In the 1960s, he adopted a young man, Serge Ayala, who eventually took the name Serge Villain-Marais. Serge became a singer and an actor, and committed suicide in 2012 at age 69.


His roles included:

Tropes and Trivia about him:

  • Acting for Two: He played two different roles in the same film in Beauty and the Beast, in Ruy Blas and in the Fantômas trilogy (Fantômas was voiced by the much deeper-sounding Raymond Pellegrin in the latter films). There's also his double role as Bishop Bienvenu Myriel and a French bishop during World War II in the 1995 Claude Lelouch film Les Misérables.
  • Banned in China: His staging of Racine's Andromaque only happened one evening on May 22, 1944 while it was supposed to be a full season. The reason? The amount of invokedhomoerotic subtext between Marais and actor Alain Cuny were too much for the taste of Vichy French authorities.
  • Based on a True Story: On June 22, 1941, Jean Marais inflicted a beatdown on critic Alain Laubreaux at a Parisian restaurant.

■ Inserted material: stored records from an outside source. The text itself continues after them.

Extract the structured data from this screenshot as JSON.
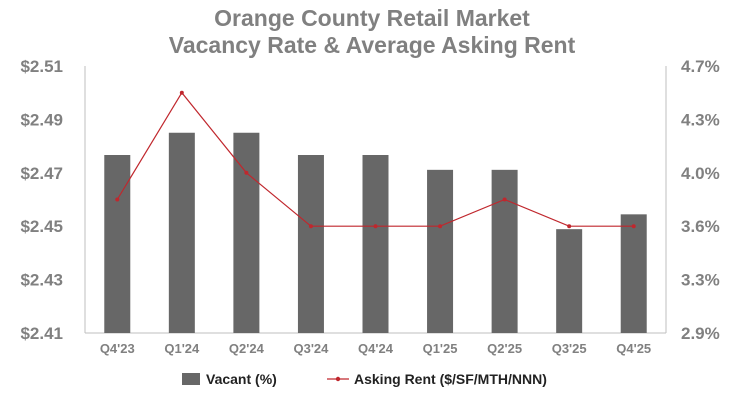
{
  "chart_data": {
    "type": "bar",
    "title": [
      "Orange County Retail Market",
      "Vacancy Rate & Average Asking Rent"
    ],
    "categories": [
      "Q4'23",
      "Q1'24",
      "Q2'24",
      "Q3'24",
      "Q4'24",
      "Q1'25",
      "Q2'25",
      "Q3'25",
      "Q4'25"
    ],
    "series": [
      {
        "name": "Vacant (%)",
        "type": "bar",
        "axis": "right",
        "color": "#676767",
        "values": [
          4.1,
          4.25,
          4.25,
          4.1,
          4.1,
          4.0,
          4.0,
          3.6,
          3.7
        ]
      },
      {
        "name": "Asking Rent ($/SF/MTH/NNN)",
        "type": "line",
        "axis": "left",
        "color": "#c0272d",
        "values": [
          2.46,
          2.5,
          2.47,
          2.45,
          2.45,
          2.45,
          2.46,
          2.45,
          2.45
        ]
      }
    ],
    "left_axis": {
      "ticks": [
        "$2.51",
        "$2.49",
        "$2.47",
        "$2.45",
        "$2.43",
        "$2.41"
      ],
      "range": [
        2.41,
        2.51
      ]
    },
    "right_axis": {
      "ticks": [
        "4.7%",
        "4.3%",
        "4.0%",
        "3.6%",
        "3.3%",
        "2.9%"
      ],
      "range": [
        2.9,
        4.7
      ]
    },
    "grid": false,
    "legend_position": "bottom"
  }
}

Laubreaux was a homophobic and antisemitic collaborationist who lambasted the plays of Marais' lover Jean Cocteau and Marais' stage acting purely out of Nazi-compatible ideological bias. This event inspired a similar scene in The Last Metro.

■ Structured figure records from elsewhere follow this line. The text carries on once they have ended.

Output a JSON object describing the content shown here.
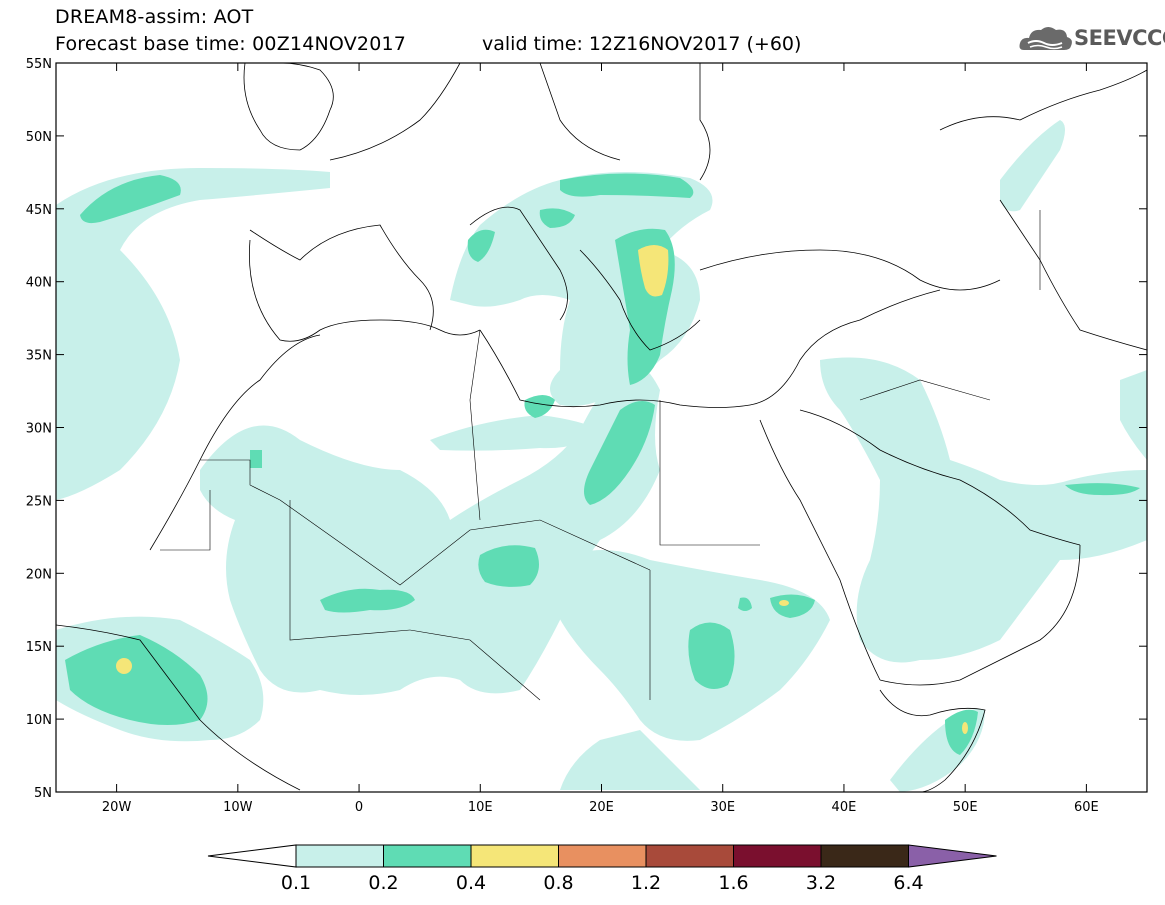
{
  "header": {
    "title": "DREAM8-assim: AOT",
    "base_time": "Forecast base time: 00Z14NOV2017",
    "valid_time": "valid time: 12Z16NOV2017 (+60)"
  },
  "logo": {
    "text": "SEEVCCC",
    "icon": "cloud-icon"
  },
  "map": {
    "lat_labels": [
      "55N",
      "50N",
      "45N",
      "40N",
      "35N",
      "30N",
      "25N",
      "20N",
      "15N",
      "10N",
      "5N"
    ],
    "lon_labels": [
      "20W",
      "10W",
      "0",
      "10E",
      "20E",
      "30E",
      "40E",
      "50E",
      "60E"
    ],
    "lon_range": [
      -25,
      65
    ],
    "lat_range": [
      5,
      55
    ]
  },
  "colorbar": {
    "levels": [
      "0.1",
      "0.2",
      "0.4",
      "0.8",
      "1.2",
      "1.6",
      "3.2",
      "6.4"
    ],
    "colors": [
      "#ffffff",
      "#c8f0ea",
      "#5fdcb4",
      "#f5e678",
      "#e89060",
      "#a84a3a",
      "#7a0f2e",
      "#3a2818",
      "#8a60a8"
    ]
  },
  "colors": {
    "aot_01": "#c8f0ea",
    "aot_02": "#5fdcb4",
    "aot_04": "#f5e678",
    "coastline": "#000000"
  }
}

  • Blue Blood: He played a lot of nobility characters (though not always wealthy).
  • Knight in Shining Armor: His Typecasting in 1950s/1960s French swashbucking films in a nutshell. A man of honor who fights for justice and stops at nothing to protect his friends and loved ones. The Iron Mask stands out among these with his humorous and Large Ham take on the character of D'Artagnan, and he gets to spank a lady (Claudine Auger) as punishment in it.

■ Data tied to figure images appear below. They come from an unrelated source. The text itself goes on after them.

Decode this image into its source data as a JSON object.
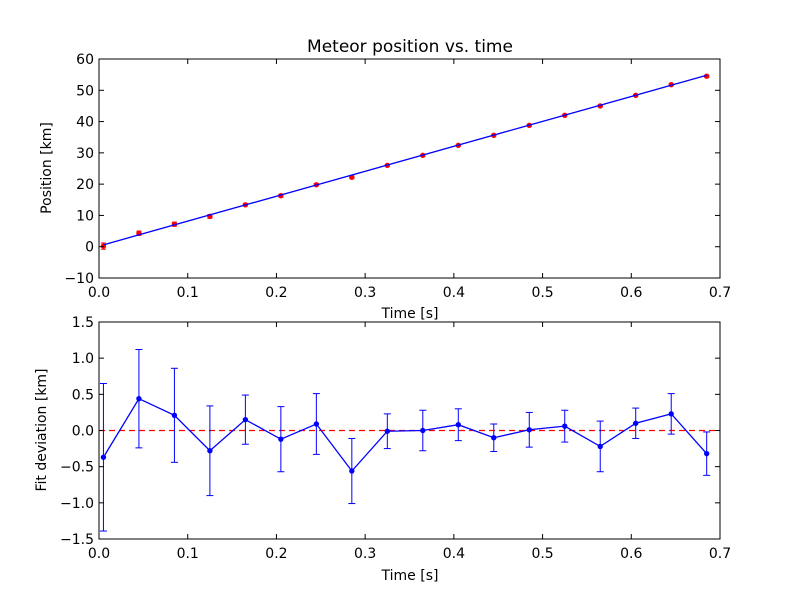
{
  "chart_data": [
    {
      "type": "line",
      "title": "Meteor position vs. time",
      "xlabel": "Time [s]",
      "ylabel": "Position [km]",
      "xlim": [
        0.0,
        0.7
      ],
      "ylim": [
        -10,
        60
      ],
      "xticks": [
        "0.0",
        "0.1",
        "0.2",
        "0.3",
        "0.4",
        "0.5",
        "0.6",
        "0.7"
      ],
      "yticks": [
        "−10",
        "0",
        "10",
        "20",
        "30",
        "40",
        "50",
        "60"
      ],
      "xtick_values": [
        0.0,
        0.1,
        0.2,
        0.3,
        0.4,
        0.5,
        0.6,
        0.7
      ],
      "ytick_values": [
        -10,
        0,
        10,
        20,
        30,
        40,
        50,
        60
      ],
      "grid": false,
      "series": [
        {
          "kind": "points-with-errorbars",
          "color": "#ff0000",
          "x": [
            0.005,
            0.045,
            0.085,
            0.125,
            0.165,
            0.205,
            0.245,
            0.285,
            0.325,
            0.365,
            0.405,
            0.445,
            0.485,
            0.525,
            0.565,
            0.605,
            0.645,
            0.685
          ],
          "y": [
            0.2,
            4.3,
            7.2,
            9.7,
            13.4,
            16.3,
            19.8,
            22.2,
            26.0,
            29.2,
            32.4,
            35.6,
            38.8,
            42.0,
            45.0,
            48.4,
            51.8,
            54.5
          ],
          "yerr": [
            1.0,
            0.7,
            0.65,
            0.6,
            0.35,
            0.45,
            0.4,
            0.45,
            0.25,
            0.3,
            0.2,
            0.2,
            0.25,
            0.2,
            0.35,
            0.2,
            0.3,
            0.3
          ]
        },
        {
          "kind": "fit-line",
          "color": "#0000ff",
          "x": [
            0.005,
            0.685
          ],
          "y": [
            0.6,
            54.8
          ]
        }
      ]
    },
    {
      "type": "line",
      "title": "",
      "xlabel": "Time [s]",
      "ylabel": "Fit deviation [km]",
      "xlim": [
        0.0,
        0.7
      ],
      "ylim": [
        -1.5,
        1.5
      ],
      "xticks": [
        "0.0",
        "0.1",
        "0.2",
        "0.3",
        "0.4",
        "0.5",
        "0.6",
        "0.7"
      ],
      "yticks": [
        "−1.5",
        "−1.0",
        "−0.5",
        "0.0",
        "0.5",
        "1.0",
        "1.5"
      ],
      "xtick_values": [
        0.0,
        0.1,
        0.2,
        0.3,
        0.4,
        0.5,
        0.6,
        0.7
      ],
      "ytick_values": [
        -1.5,
        -1.0,
        -0.5,
        0.0,
        0.5,
        1.0,
        1.5
      ],
      "grid": false,
      "reference_line": {
        "y": 0.0,
        "color": "#ff0000",
        "style": "dashed"
      },
      "series": [
        {
          "kind": "line-with-errorbars",
          "color": "#0000ff",
          "x": [
            0.005,
            0.045,
            0.085,
            0.125,
            0.165,
            0.205,
            0.245,
            0.285,
            0.325,
            0.365,
            0.405,
            0.445,
            0.485,
            0.525,
            0.565,
            0.605,
            0.645,
            0.685
          ],
          "y": [
            -0.37,
            0.44,
            0.21,
            -0.28,
            0.15,
            -0.12,
            0.09,
            -0.56,
            -0.01,
            0.0,
            0.08,
            -0.1,
            0.01,
            0.06,
            -0.22,
            0.1,
            0.23,
            -0.32
          ],
          "yerr": [
            1.02,
            0.68,
            0.65,
            0.62,
            0.34,
            0.45,
            0.42,
            0.45,
            0.24,
            0.28,
            0.22,
            0.19,
            0.24,
            0.22,
            0.35,
            0.21,
            0.28,
            0.3
          ]
        }
      ]
    }
  ]
}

  • May–December Romance: In the 1960s, he was often romantically paired on film with actresses who were 20 years younger than him or more.
  • Production Posse: Outside Jean Cocteau, he regularly worked with director André Hunebelle on swashbuckler and action films, with Guy Delorme as either The Dragon or a mook, and Gil Delamare then Rémy Julienne for the car stunts. Jean Marion often composed the soundtracks.
  • Romance on the Set: He had an affair with actress Mila Parély on the set of Lit à colonnes in 1941. It was the only straight relationship of his life, and he even planned to marry her (which his lover Jean Cocteau reluctantly consented to) but it didn't go through.
  • Swashbuckler: Starting in the late 1950s, he played quite a few dashing swashbuckling heroes in The Cavalier Years, in films such as La Tour prends garde!, Le Bossu, Le Capitan, Le Capitaine Fracasse (which introduced his younger stage successor in Cocteau's plays Gérard Barray to the genre) and The Iron Mask.
  • What Could Have Been: One of the reasons the fourth Fantômas film never got made was Marais growing tired of the series and resenting the spotlight-stealing by Louis de Funès, who by then had a meteoric rise to superstardom.